Last night Channel Ten announced its new line-up of programming for the coming year at the “Ten Upfront” event in Sydney.
Amongst the new line-up of reality programming was the much talked about Australian version of Shark Tank, based off the hit American program created by Mark Burnett. And the big question on everyone’s minds was: who are the sharks?
It was revealed that co-host of Studio 10, Sarah Harris would be hosting the series when it airs next year and will be accompanied by the sharks who are Steve Baxter (PIPE Networks, StartupAUS and River City Labs), Janine Allis (Boost Juice, Salsa’s Fresh Mex), Andrew Banks (Talent 2 International), John McGrath (McGrath Real Estate) and Naomi Simson (Red Balloon).

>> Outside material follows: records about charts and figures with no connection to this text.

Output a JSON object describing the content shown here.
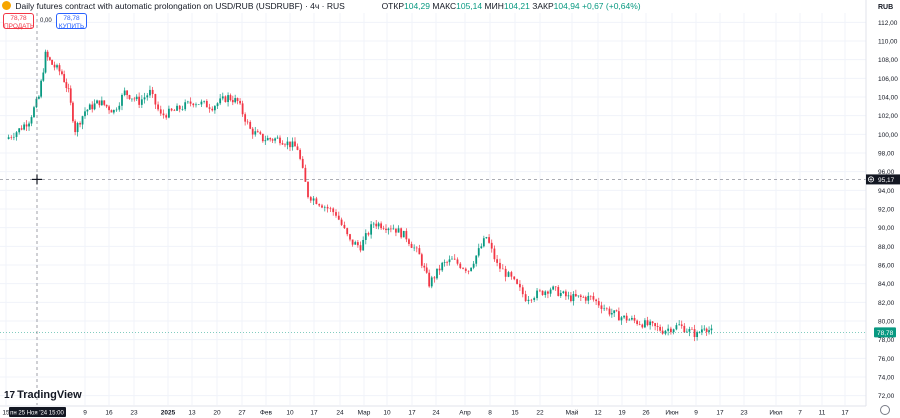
{
  "header": {
    "title": "Daily futures contract with automatic prolongation on USD/RUB (USDRUBF) · 4ч · RUS",
    "ohlc": [
      {
        "label": "ОТКР",
        "value": "104,29"
      },
      {
        "label": "МАКС",
        "value": "105,14"
      },
      {
        "label": "МИН",
        "value": "104,21"
      },
      {
        "label": "ЗАКР",
        "value": "104,94"
      }
    ],
    "change": "+0,67 (+0,64%)"
  },
  "trade": {
    "sell_price": "78,78",
    "sell_label": "ПРОДАТЬ",
    "spread": "0,00",
    "buy_price": "78,78",
    "buy_label": "КУПИТЬ"
  },
  "brand": {
    "name": "TradingView"
  },
  "colors": {
    "up": "#089981",
    "down": "#f23645",
    "grid": "#f0f3fa",
    "axis_text": "#131722"
  },
  "chart_data": {
    "type": "candlestick",
    "currency": "RUB",
    "ylim": [
      71,
      113
    ],
    "y_ticks": [
      "72,00",
      "74,00",
      "76,00",
      "78,00",
      "80,00",
      "82,00",
      "84,00",
      "86,00",
      "88,00",
      "90,00",
      "92,00",
      "94,00",
      "96,00",
      "98,00",
      "100,00",
      "102,00",
      "104,00",
      "106,00",
      "108,00",
      "110,00",
      "112,00"
    ],
    "x_ticks": [
      "15",
      "пн 25 Ноя '24  15:00",
      "9",
      "16",
      "23",
      "2025",
      "13",
      "20",
      "27",
      "Фев",
      "10",
      "17",
      "24",
      "Мар",
      "10",
      "17",
      "24",
      "Апр",
      "8",
      "15",
      "22",
      "Май",
      "12",
      "19",
      "26",
      "Июн",
      "9",
      "17",
      "23",
      "Июл",
      "7",
      "11",
      "17",
      "23"
    ],
    "last_price": "78,78",
    "crosshair_price": "95,17",
    "crosshair_time": "пн 25 Ноя '24  15:00",
    "close_path": [
      {
        "date": "2024-11-15",
        "close": 99.5
      },
      {
        "date": "2024-11-19",
        "close": 100.5
      },
      {
        "date": "2024-11-22",
        "close": 101.5
      },
      {
        "date": "2024-11-25",
        "close": 104.0
      },
      {
        "date": "2024-11-27",
        "close": 108.5
      },
      {
        "date": "2024-11-29",
        "close": 107.5
      },
      {
        "date": "2024-12-02",
        "close": 106.5
      },
      {
        "date": "2024-12-04",
        "close": 104.5
      },
      {
        "date": "2024-12-06",
        "close": 100.5
      },
      {
        "date": "2024-12-09",
        "close": 102.5
      },
      {
        "date": "2024-12-13",
        "close": 103.5
      },
      {
        "date": "2024-12-17",
        "close": 102.5
      },
      {
        "date": "2024-12-20",
        "close": 104.5
      },
      {
        "date": "2024-12-24",
        "close": 103.5
      },
      {
        "date": "2024-12-27",
        "close": 104.5
      },
      {
        "date": "2024-12-30",
        "close": 102.0
      },
      {
        "date": "2025-01-03",
        "close": 102.5
      },
      {
        "date": "2025-01-09",
        "close": 103.5
      },
      {
        "date": "2025-01-15",
        "close": 103.0
      },
      {
        "date": "2025-01-20",
        "close": 104.0
      },
      {
        "date": "2025-01-23",
        "close": 103.5
      },
      {
        "date": "2025-01-27",
        "close": 100.5
      },
      {
        "date": "2025-01-31",
        "close": 99.5
      },
      {
        "date": "2025-02-05",
        "close": 99.5
      },
      {
        "date": "2025-02-10",
        "close": 98.5
      },
      {
        "date": "2025-02-13",
        "close": 93.5
      },
      {
        "date": "2025-02-17",
        "close": 92.5
      },
      {
        "date": "2025-02-21",
        "close": 91.5
      },
      {
        "date": "2025-02-25",
        "close": 88.5
      },
      {
        "date": "2025-02-28",
        "close": 88.0
      },
      {
        "date": "2025-03-04",
        "close": 90.5
      },
      {
        "date": "2025-03-10",
        "close": 90.0
      },
      {
        "date": "2025-03-14",
        "close": 89.0
      },
      {
        "date": "2025-03-18",
        "close": 87.0
      },
      {
        "date": "2025-03-21",
        "close": 84.0
      },
      {
        "date": "2025-03-25",
        "close": 86.0
      },
      {
        "date": "2025-03-28",
        "close": 86.5
      },
      {
        "date": "2025-04-02",
        "close": 85.5
      },
      {
        "date": "2025-04-07",
        "close": 89.0
      },
      {
        "date": "2025-04-10",
        "close": 86.0
      },
      {
        "date": "2025-04-14",
        "close": 84.5
      },
      {
        "date": "2025-04-18",
        "close": 82.5
      },
      {
        "date": "2025-04-22",
        "close": 83.0
      },
      {
        "date": "2025-04-25",
        "close": 83.5
      },
      {
        "date": "2025-04-30",
        "close": 82.5
      },
      {
        "date": "2025-05-07",
        "close": 82.5
      },
      {
        "date": "2025-05-13",
        "close": 81.0
      },
      {
        "date": "2025-05-16",
        "close": 80.5
      },
      {
        "date": "2025-05-21",
        "close": 80.0
      },
      {
        "date": "2025-05-26",
        "close": 79.5
      },
      {
        "date": "2025-05-30",
        "close": 79.0
      },
      {
        "date": "2025-06-04",
        "close": 79.5
      },
      {
        "date": "2025-06-09",
        "close": 78.5
      },
      {
        "date": "2025-06-11",
        "close": 79.5
      },
      {
        "date": "2025-06-13",
        "close": 78.8
      }
    ]
  }
}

In a statement on the Channel Ten website, Head of Programming, Beverley McGarvey said that the Australian version of the show would appeal to a wide range of age groups:
“The Australian version of Shark Tank will be an accessible, compelling and highly entertaining show that will appeal to all age groups,” said Network Ten Chief Programming Officer, Beverley McGarvey. “Viewers will be captivated by the passion, enthusiasm and drive of our inventors – and by the incredible ideas they will present to our Sharks.
The production company behind the show, Shine Australia, should be commended on the diversity factor it has achieved in the casting element of the sharks. All have very different businesses and backgrounds and have expertise across varying industries.
For technology startups, having Steve Baxter in the mix is a massive win. It is, also by way of association, great for StartupAUS of which he is a board member and of course the co-working space he founded in Brisbane, River City Labs.
The casting news comes just one day after American ‘shark’ Kevin O’Leary got on stage at the INCMTY Tech Conference and told the crowd that Shark Tank is the most successful Venture Firm on Earth. “At 33 percent return, we’re the most successful venture firm on Earth,” he said.
Whilst there is no doubt that there is no Venture Firm like Shark Tank, some from the Silicon Valley investment community were skeptical of the claims, saying that there was not nearly enough data on the show yet to verify that fact. In a piece published in Techcrunch yesterday, partner at Greylock, Josh Elman was quoted as saying that O’Leary’s number at 33 percent was actually not a good one.
That sounds like a good sound bite but exactly what does that number mean? “Is he saying he’s losing two out of 3 deals?” asked Greylock partner Josh Elman, “That’s a pretty bad number.” We don’t have real numbers from all the investments the show has ever made so it’s tough to figure out what O’Leary was referring to here. “Most firms don’t report their funds publicly so it’s hard to say,” agreed Cowboy Ventures partner Noah Lichtenstein. “It’s also a function of time. How long are the returns spread over? Funds are often 7-10 year returns so [it’s] not really fair to judge them until they have matured,” he added.
Shark Tank went on the air five years ago in the U.S. That 33 percent return number puts the show into the top quartile for the length its been around, but not necessarily as “the most successful” of all venture firms in the world. It simply hasn’t been around long enough to make that claim, according to Elman.
A venture firm typically realizes a return when the company goes public. That could take 7-10 years. Elman would rather give a company a good 10 years, much longer than Shark Tank has been on the air. Also, most investments don’t go the IPO route. While some of the companies that got funding through the Shark Tank crew have been acquired by other companies (Jamba Juice bought up Talbott Teas, for example) none of them have gone public.
It will be interesting to see how the audience engages with this local version of the hit television show. Shark Tank on ABC (American Broadcasting Association) is actually watched by many Australians even though it does not technically get syndicated here. Given that the current audience, which is actually quite large, have formed a habit over a period of about seven years of watching the show online, I hope part of Channel Ten’s strategy is to have a massive digital presence for the brand as well as promoting it primarily via digital touch points because that is where the bulk of the audience lives.
This digital nous of Australian viewers, particularly in the 15 to 40 ages groups, was highlighted at the ABC’s look ahead for 2015 programming event, when it was revealed that hit TV shows such as Josh Thomas’ Please Like Me and Chris Lilley’s Jam’ie: Private School Girl television programs did not perform particularly well on free-to-air but broke records online via the companies iView platform.
Shark Tank Australia comes to our screens early 2015.